In this notebook we present the pyJedAI schema matching functionality. In general Schema Matching looks for semantic correspondences between structures or models, such as database schemas, XML message formats, and ontologies, identifying different attribute names that describe the same feature (e.g., “profession” and “job” are semantically equivalent)

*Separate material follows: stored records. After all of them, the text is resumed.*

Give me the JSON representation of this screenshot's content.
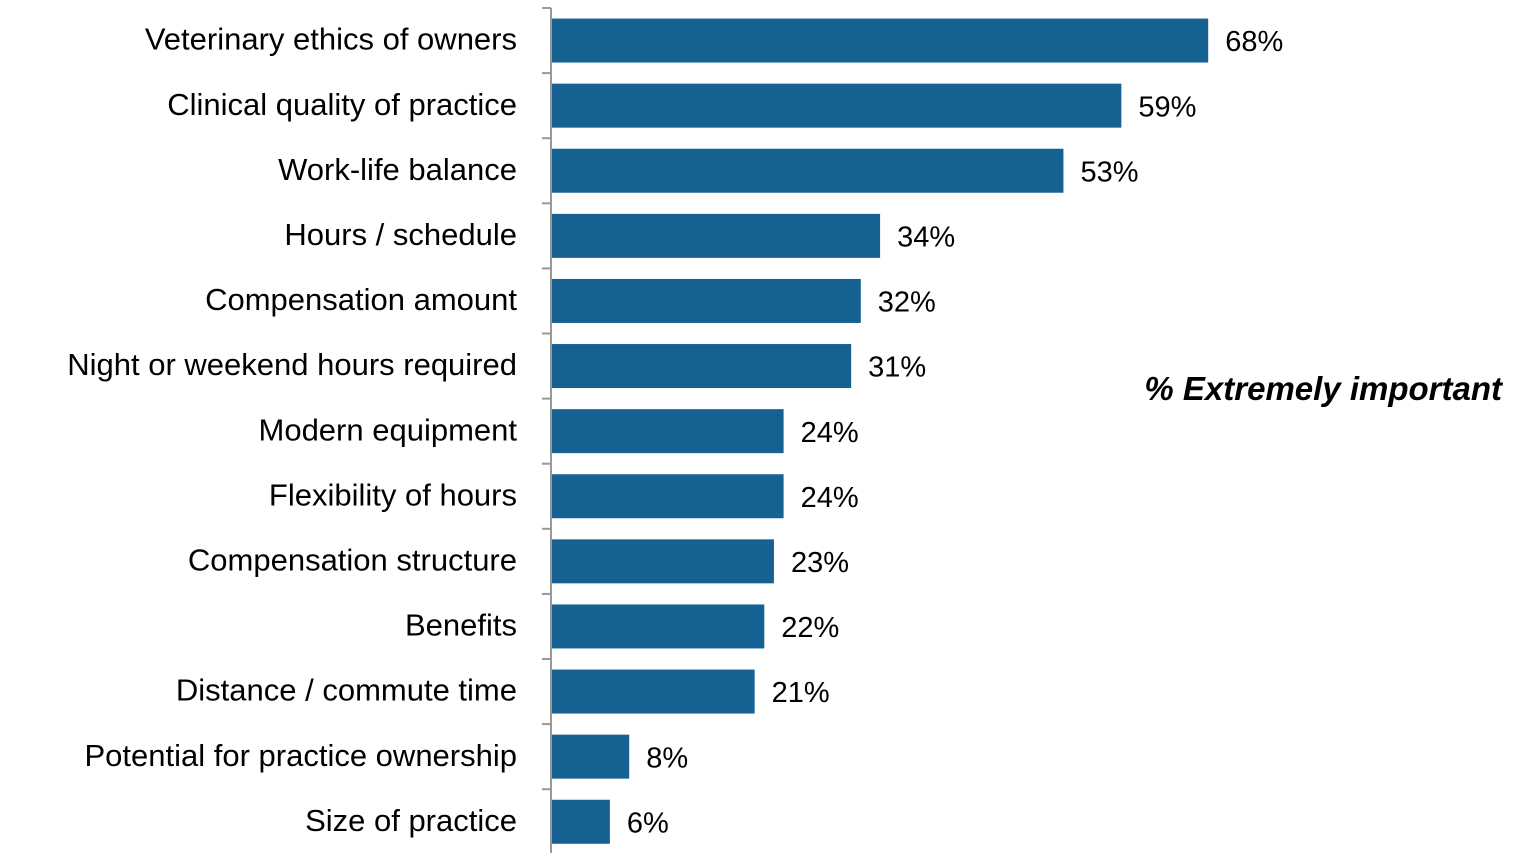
{
  "chart_data": {
    "type": "bar",
    "orientation": "horizontal",
    "categories": [
      "Veterinary ethics of owners",
      "Clinical quality of practice",
      "Work-life balance",
      "Hours / schedule",
      "Compensation amount",
      "Night or weekend hours required",
      "Modern equipment",
      "Flexibility of hours",
      "Compensation structure",
      "Benefits",
      "Distance / commute time",
      "Potential for practice ownership",
      "Size of practice"
    ],
    "values": [
      68,
      59,
      53,
      34,
      32,
      31,
      24,
      24,
      23,
      22,
      21,
      8,
      6
    ],
    "value_labels": [
      "68%",
      "59%",
      "53%",
      "34%",
      "32%",
      "31%",
      "24%",
      "24%",
      "23%",
      "22%",
      "21%",
      "8%",
      "6%"
    ],
    "series": [
      {
        "values": [
          68,
          59,
          53,
          34,
          32,
          31,
          24,
          24,
          23,
          22,
          21,
          8,
          6
        ]
      }
    ],
    "annotation": "% Extremely important",
    "title": "",
    "xlabel": "",
    "ylabel": "",
    "xlim": [
      0,
      100
    ],
    "grid": false,
    "bar_color": "#156192"
  }
}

Website: https://delftdata.github.io/valentine
Valentine is an extensible open-source product to execute and organize large-scale automated matching processes on tabular data either for experimentation or deployment in real world data. Valentine includes implementations of seminal schema matching methods that we either implemented from scratch (due to absence of open source code) or imported from open repositories. To enable proper evaluation, Valentine offers a fabricator for creating evaluation dataset pairs that respect specific semantics.
!pip install pyjedai -U
!python --version
Python 3.9.16
import os
import sys
import pandas as pd
from pyjedai.utils import (
text_cleaning_method,
print_clusters,
print_blocks,
print_candidate_pairs
)
from pyjedai.evaluation import Evaluation
from pyjedai.datamodel import Data
d1 = pd.read_csv(r"C:\Users\nikol\Desktop\GitHub\pyJedAI-Dev\data\ccer\schema_matching\authors\authors1.csv")
d2 = pd.read_csv(r"C:\Users\nikol\Desktop\GitHub\pyJedAI-Dev\data\ccer\schema_matching\authors\authors2.csv")
gt = pd.read_csv(r"C:\Users\nikol\Desktop\GitHub\pyJedAI-Dev\data\ccer\schema_matching\authors\pairs.csv")
data = Data(
dataset_1=d1,
attributes_1=['EID','Authors','Cited by','Title','Year','Source tittle','DOI'],
id_column_name_1='EID',
dataset_2=d2,
attributes_2=['EID','Authors','Cited by','Country','Document Type','City','Access Type','aggregationType'],
id_column_name_2='EID',
ground_truth=gt,
)
from pyjedai.schema.matching import ValentineMethodBuilder, ValentineSchemaMatching
sm = ValentineSchemaMatching(ValentineMethodBuilder.cupid_matcher())
sm.process(data)
matches = sm.get_matches()
sm.print_matches()
sm.evaluate()